I realize this is pure opinion, but...

1) I would use care in using a military ship designed to be supported by a larger support ship on a regular basis and a civilian space ship designed to remain independent out in space for long periods of time. They do not feel like the same thing to me.

2) I think we should keep in mind that a person who pays for a ride and a person who is a crew member should have different amounts of space. The crew member would have both their "room" as well as their work areas to move around in etc. The passenger would not be allowed outside the "passenger areas" and thus might need more room to feel normal.

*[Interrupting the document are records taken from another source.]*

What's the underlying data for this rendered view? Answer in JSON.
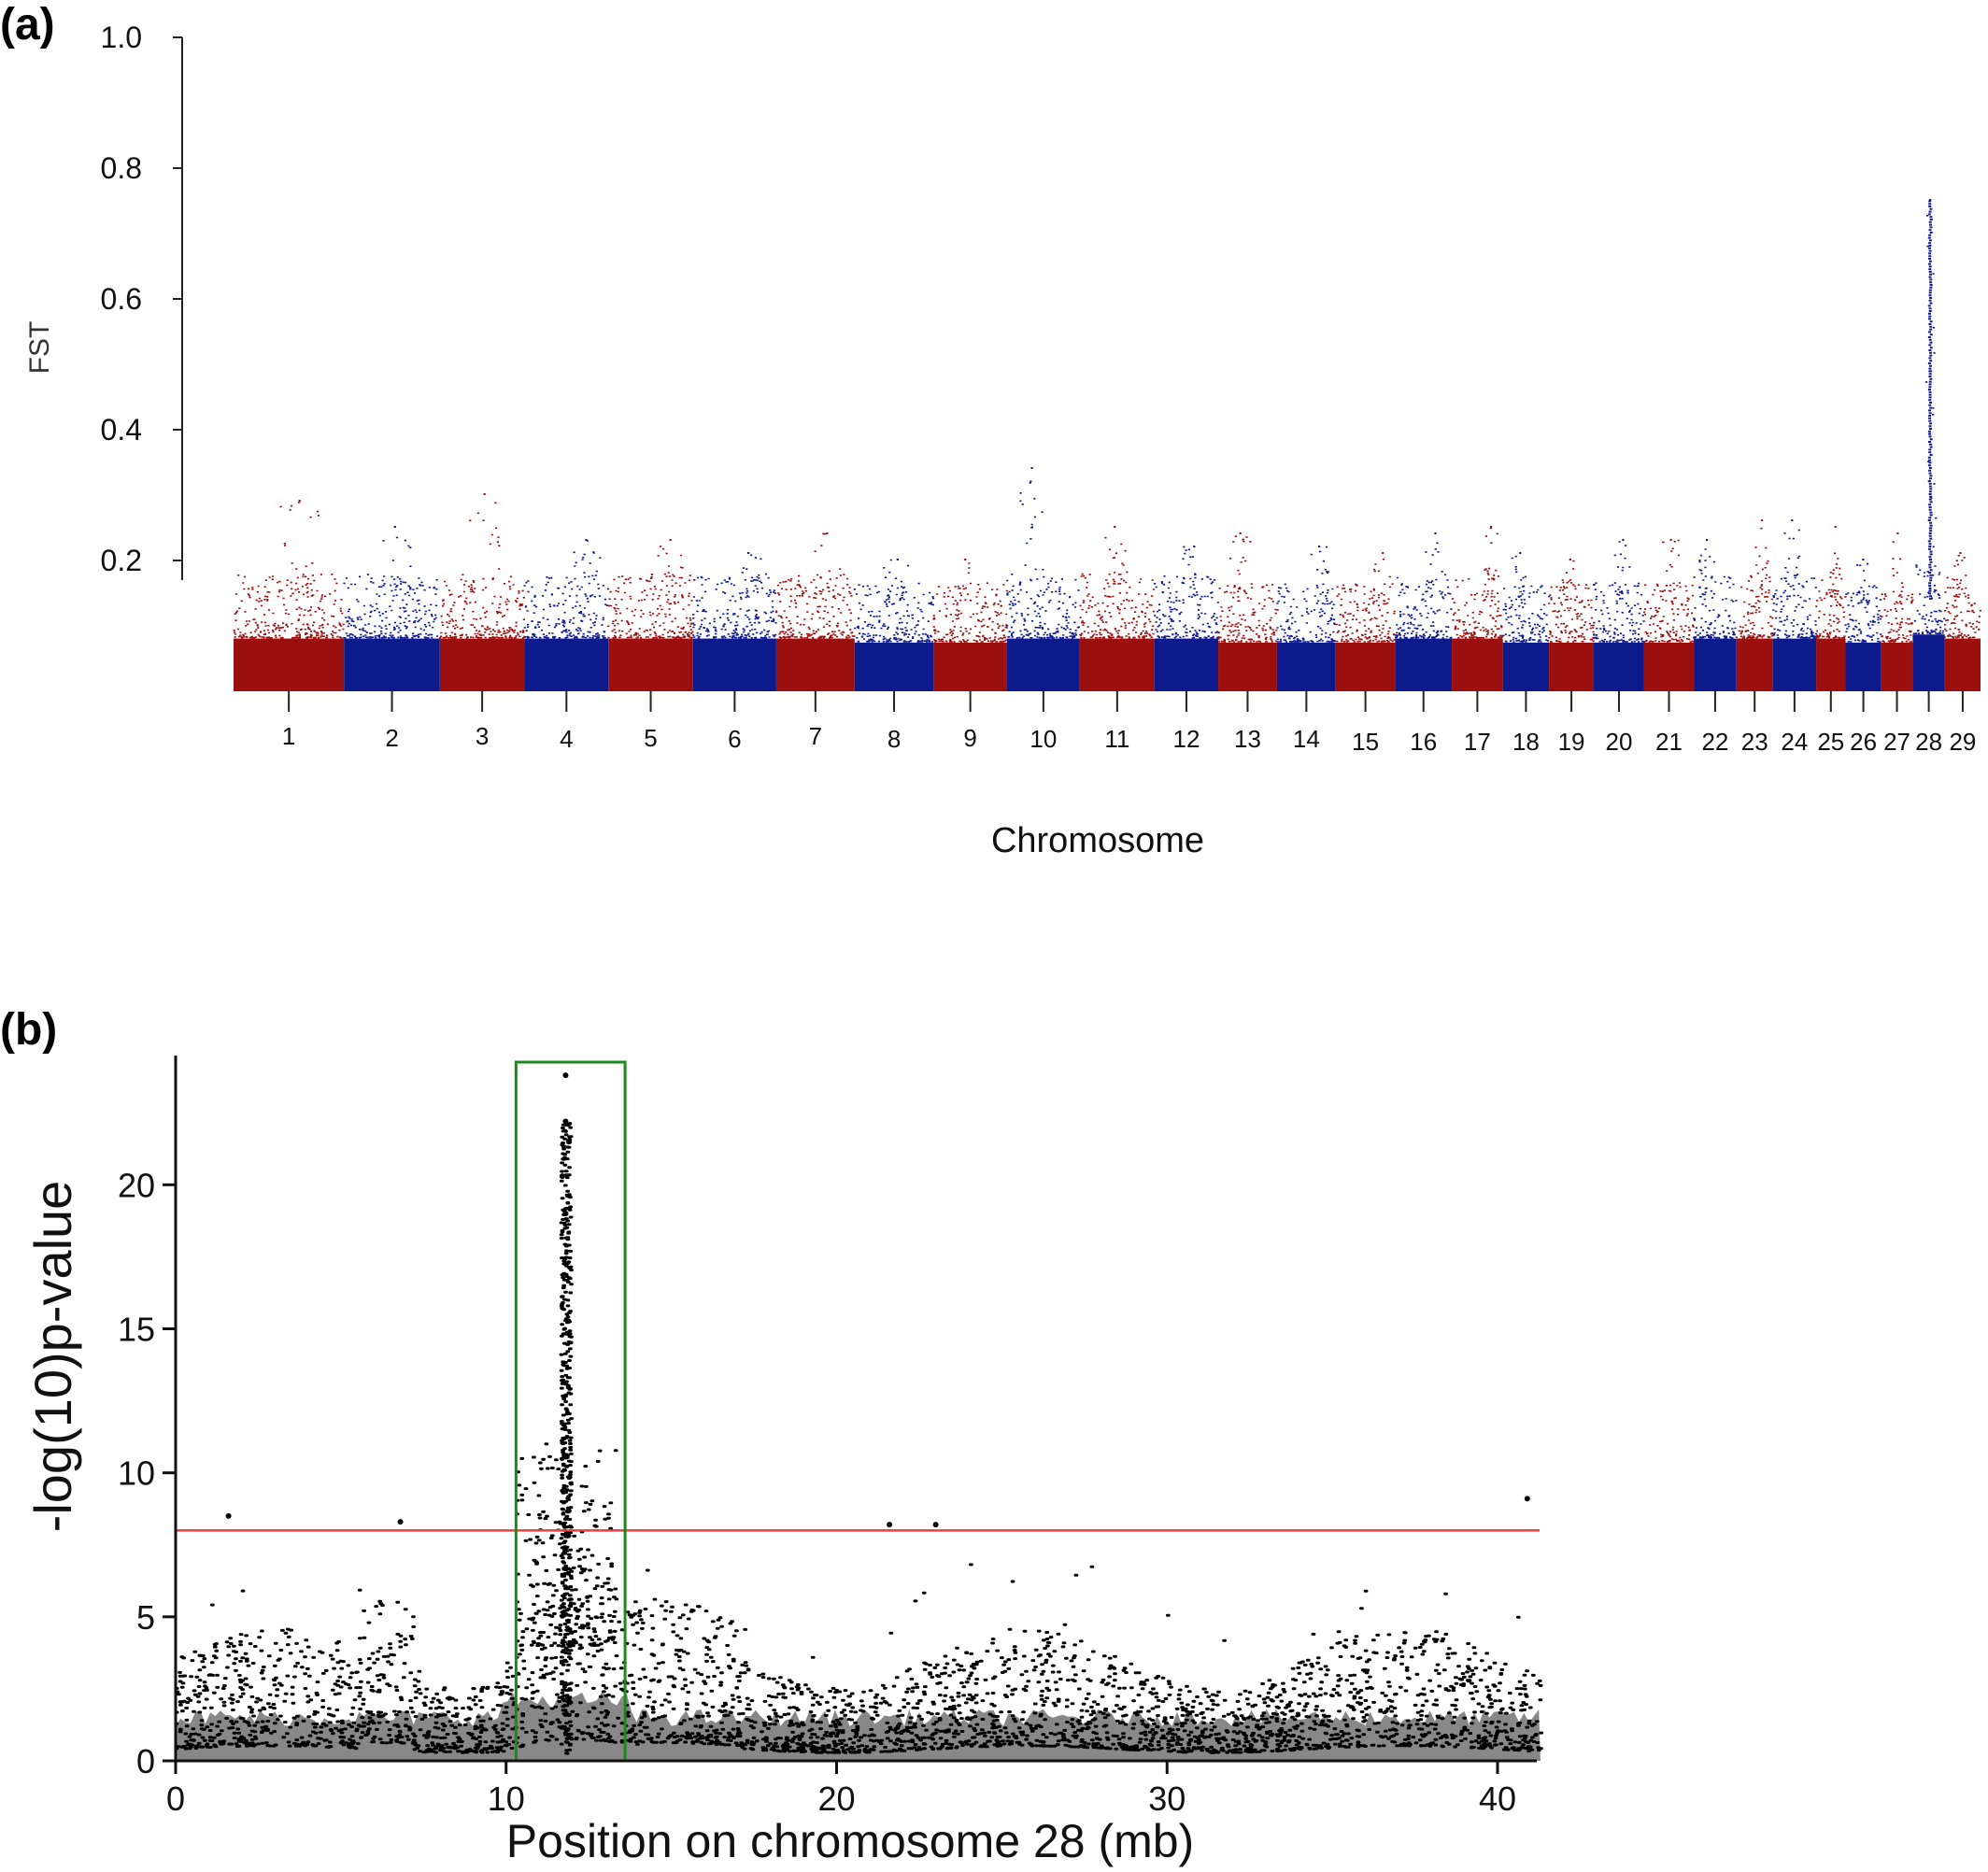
{
  "chart_data": [
    {
      "panel": "(a)",
      "type": "scatter",
      "ylabel": "FST",
      "xlabel": "Chromosome",
      "ylim": [
        0.2,
        1.0
      ],
      "yticks": [
        "0.2",
        "0.4",
        "0.6",
        "0.8",
        "1.0"
      ],
      "colors": [
        "#9b0f0f",
        "#0d1a8c"
      ],
      "chromosomes": [
        {
          "label": "1",
          "size": 158,
          "base": 0.13,
          "peak": 0.29
        },
        {
          "label": "2",
          "size": 137,
          "base": 0.13,
          "peak": 0.25
        },
        {
          "label": "3",
          "size": 121,
          "base": 0.13,
          "peak": 0.3
        },
        {
          "label": "4",
          "size": 120,
          "base": 0.13,
          "peak": 0.23
        },
        {
          "label": "5",
          "size": 121,
          "base": 0.13,
          "peak": 0.23
        },
        {
          "label": "6",
          "size": 119,
          "base": 0.13,
          "peak": 0.21
        },
        {
          "label": "7",
          "size": 112,
          "base": 0.13,
          "peak": 0.24
        },
        {
          "label": "8",
          "size": 113,
          "base": 0.12,
          "peak": 0.2
        },
        {
          "label": "9",
          "size": 105,
          "base": 0.12,
          "peak": 0.2
        },
        {
          "label": "10",
          "size": 104,
          "base": 0.13,
          "peak": 0.34
        },
        {
          "label": "11",
          "size": 107,
          "base": 0.13,
          "peak": 0.25
        },
        {
          "label": "12",
          "size": 91,
          "base": 0.13,
          "peak": 0.22
        },
        {
          "label": "13",
          "size": 84,
          "base": 0.12,
          "peak": 0.24
        },
        {
          "label": "14",
          "size": 84,
          "base": 0.12,
          "peak": 0.22
        },
        {
          "label": "15",
          "size": 85,
          "base": 0.12,
          "peak": 0.21
        },
        {
          "label": "16",
          "size": 81,
          "base": 0.13,
          "peak": 0.24
        },
        {
          "label": "17",
          "size": 73,
          "base": 0.13,
          "peak": 0.25
        },
        {
          "label": "18",
          "size": 66,
          "base": 0.12,
          "peak": 0.21
        },
        {
          "label": "19",
          "size": 64,
          "base": 0.12,
          "peak": 0.2
        },
        {
          "label": "20",
          "size": 72,
          "base": 0.12,
          "peak": 0.23
        },
        {
          "label": "21",
          "size": 71,
          "base": 0.12,
          "peak": 0.23
        },
        {
          "label": "22",
          "size": 61,
          "base": 0.13,
          "peak": 0.23
        },
        {
          "label": "23",
          "size": 52,
          "base": 0.13,
          "peak": 0.26
        },
        {
          "label": "24",
          "size": 62,
          "base": 0.13,
          "peak": 0.26
        },
        {
          "label": "25",
          "size": 42,
          "base": 0.13,
          "peak": 0.25
        },
        {
          "label": "26",
          "size": 51,
          "base": 0.12,
          "peak": 0.2
        },
        {
          "label": "27",
          "size": 45,
          "base": 0.12,
          "peak": 0.24
        },
        {
          "label": "28",
          "size": 46,
          "base": 0.14,
          "peak": 0.75
        },
        {
          "label": "29",
          "size": 51,
          "base": 0.13,
          "peak": 0.21
        }
      ]
    },
    {
      "panel": "(b)",
      "type": "scatter",
      "ylabel": "-log(10)p-value",
      "xlabel": "Position on chromosome 28 (mb)",
      "xlim": [
        0,
        41.3
      ],
      "ylim": [
        0,
        24
      ],
      "xticks": [
        "0",
        "10",
        "20",
        "30",
        "40"
      ],
      "yticks": [
        "0",
        "5",
        "10",
        "15",
        "20"
      ],
      "threshold": 8.0,
      "threshold_color": "#e8403f",
      "highlight_region": {
        "x": [
          10.3,
          13.6
        ],
        "y": [
          0,
          24
        ],
        "color": "#1a8a1a"
      },
      "peak": {
        "x": 11.8,
        "y": 23.8
      },
      "point_color": "#000000",
      "fill_color": "#888888",
      "top_points": [
        {
          "x": 11.8,
          "y": 23.8
        },
        {
          "x": 11.8,
          "y": 22.2
        },
        {
          "x": 11.9,
          "y": 21.5
        },
        {
          "x": 11.7,
          "y": 20.3
        },
        {
          "x": 11.8,
          "y": 19.0
        },
        {
          "x": 1.6,
          "y": 8.5
        },
        {
          "x": 6.8,
          "y": 8.3
        },
        {
          "x": 21.6,
          "y": 8.2
        },
        {
          "x": 23.0,
          "y": 8.2
        },
        {
          "x": 40.9,
          "y": 9.1
        }
      ]
    }
  ]
}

3) I know some folks have said a space ship is not a "home" in space. I disagree. I think the amount of space might reflect the fact that for some folks there is not a "home port" they return to on a regular basis or there is not a support ship they meet up with on a regular basis. I agree some of the military ships would be very much like our modern navy in both how crew is treated and how the ship is ran. But some Scouts, Merchants, and others may not ever have a planet based "home" and the ship does become their house as well as ship. In those cases the crew may need additional space.

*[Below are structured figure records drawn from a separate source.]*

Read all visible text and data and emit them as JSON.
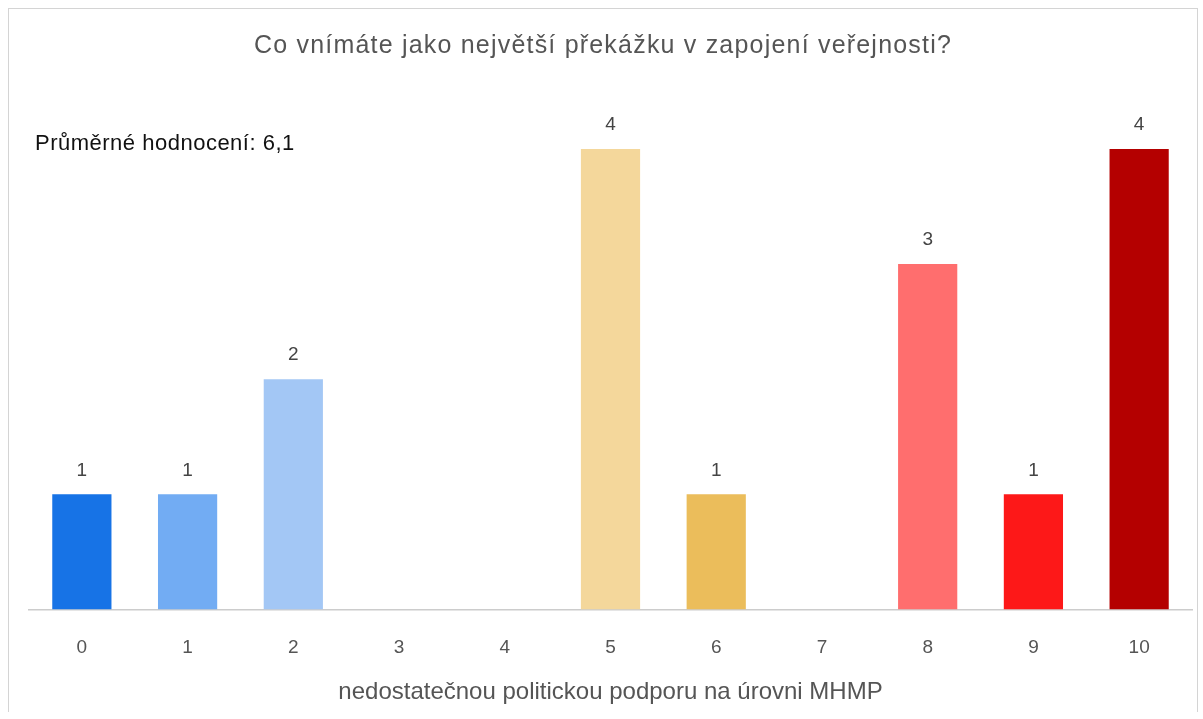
{
  "chart_data": {
    "type": "bar",
    "title": "Co vnímáte jako největší překážku v zapojení veřejnosti?",
    "xlabel": "nedostatečnou politickou podporu na úrovni MHMP",
    "annotations": [
      "Průměrné hodnocení: 6,1"
    ],
    "categories": [
      "0",
      "1",
      "2",
      "3",
      "4",
      "5",
      "6",
      "7",
      "8",
      "9",
      "10"
    ],
    "values": [
      1,
      1,
      2,
      0,
      0,
      4,
      1,
      0,
      3,
      1,
      4
    ],
    "colors": [
      "#1773e6",
      "#72acf3",
      "#a3c7f5",
      null,
      null,
      "#f4d79b",
      "#ebbd5b",
      null,
      "#ff6e6e",
      "#fd1818",
      "#b40000"
    ],
    "value_labels": [
      "1",
      "1",
      "2",
      null,
      null,
      "4",
      "1",
      null,
      "3",
      "1",
      "4"
    ],
    "tick_labels": "x"
  }
}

Now having said this, I am not thinking they need a master bedroom with master bath, walk in closet and work space attached like the Mc-Mansions of today. I am thinking that a single room at 2 tons does not seem unreasonable for the crew as a space version of their complete personal space.

Just my .02

Daniel
 
How much room do the Cruiseships of today use for pasenger and crew areas? I allso seem to remember alot of the "steward" services are done by low paid workers from the philipines and some of the poorer mediterranean countries and they get stuck with small bunkrooms?

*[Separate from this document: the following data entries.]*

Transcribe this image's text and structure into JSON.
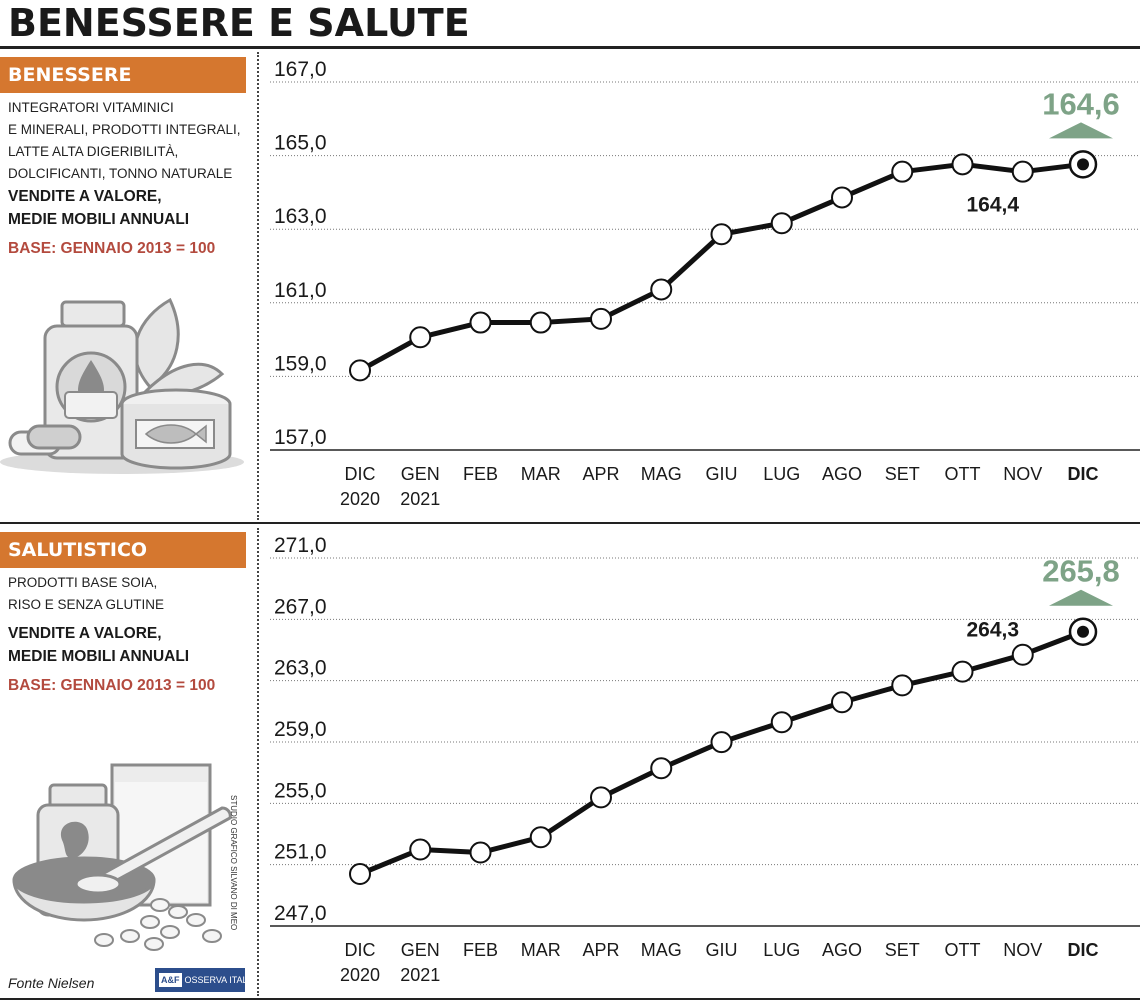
{
  "title": "BENESSERE E SALUTE",
  "source": "Fonte Nielsen",
  "credit": "STUDIO GRAFICO SILVANO DI MEO",
  "logo": {
    "mark": "A&F",
    "text": "OSSERVA ITALIA"
  },
  "colors": {
    "accent": "#d5772f",
    "highlight": "#7ea387",
    "base_text": "#b34a3e",
    "line": "#111111"
  },
  "panels": [
    {
      "tag": "BENESSERE",
      "description": "INTEGRATORI VITAMINICI\nE MINERALI, PRODOTTI INTEGRALI,\nLATTE ALTA DIGERIBILITÀ,\nDOLCIFICANTI, TONNO NATURALE",
      "measure": "VENDITE A VALORE,\nMEDIE MOBILI ANNUALI",
      "base": "BASE: GENNAIO 2013 = 100",
      "illustration": "jar-leaf-tuna-can-icon"
    },
    {
      "tag": "SALUTISTICO",
      "description": "PRODOTTI BASE SOIA,\nRISO E SENZA GLUTINE",
      "measure": "VENDITE A VALORE,\nMEDIE MOBILI ANNUALI",
      "base": "BASE: GENNAIO 2013 = 100",
      "illustration": "bean-jar-bowl-glass-icon"
    }
  ],
  "chart_data": [
    {
      "type": "line",
      "categories": [
        "DIC\n2020",
        "GEN\n2021",
        "FEB",
        "MAR",
        "APR",
        "MAG",
        "GIU",
        "LUG",
        "AGO",
        "SET",
        "OTT",
        "NOV",
        "DIC"
      ],
      "values": [
        159.0,
        159.9,
        160.3,
        160.3,
        160.4,
        161.2,
        162.7,
        163.0,
        163.7,
        164.4,
        164.6,
        164.4,
        164.6
      ],
      "ylim": [
        157.0,
        167.0
      ],
      "yticks": [
        "167,0",
        "165,0",
        "163,0",
        "161,0",
        "159,0",
        "157,0"
      ],
      "last_label": "164,6",
      "prev_label": "164,4",
      "grid": "horizontal dotted",
      "bold_last_category": true
    },
    {
      "type": "line",
      "categories": [
        "DIC\n2020",
        "GEN\n2021",
        "FEB",
        "MAR",
        "APR",
        "MAG",
        "GIU",
        "LUG",
        "AGO",
        "SET",
        "OTT",
        "NOV",
        "DIC"
      ],
      "values": [
        250.0,
        251.6,
        251.4,
        252.4,
        255.0,
        256.9,
        258.6,
        259.9,
        261.2,
        262.3,
        263.2,
        264.3,
        265.8
      ],
      "ylim": [
        247.0,
        271.0
      ],
      "yticks": [
        "271,0",
        "267,0",
        "263,0",
        "259,0",
        "255,0",
        "251,0",
        "247,0"
      ],
      "last_label": "265,8",
      "prev_label": "264,3",
      "grid": "horizontal dotted",
      "bold_last_category": true
    }
  ]
}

Of course alot of cruiseships port hop and don't need much more for "lifesupport" than food, water, and alcohol.
 
From Urban Design, Cities require 100 Gallons per day per person for Residential Uses only. Industry and agriculture can use up to 10 times that amount. Recycling will reduce that, but starships might still use a lot of water.
 
As I think more on the topic of the 4 dTon per stateroom, in CT ship building. I think the size has as much to due with social and psychology factors as physiology ...

Human shipbuilding is heavy influnced by Vilani social factors.....
K'kree psycholgy results in ships that need for 48 dTons per herd member.....
Droyne have lower life support requirments, needing 2 dTons per tyafelm member...
Virushi ( JotTAS # 12 ) while being larger than K'kree have a strong sense of individulaism so only need 8 dTons per stateroom.....
 
I always thought crew spaces were also used for other things, such as the torpedo room having racks(bunks) in them, so there would be overlapping uses for each dton.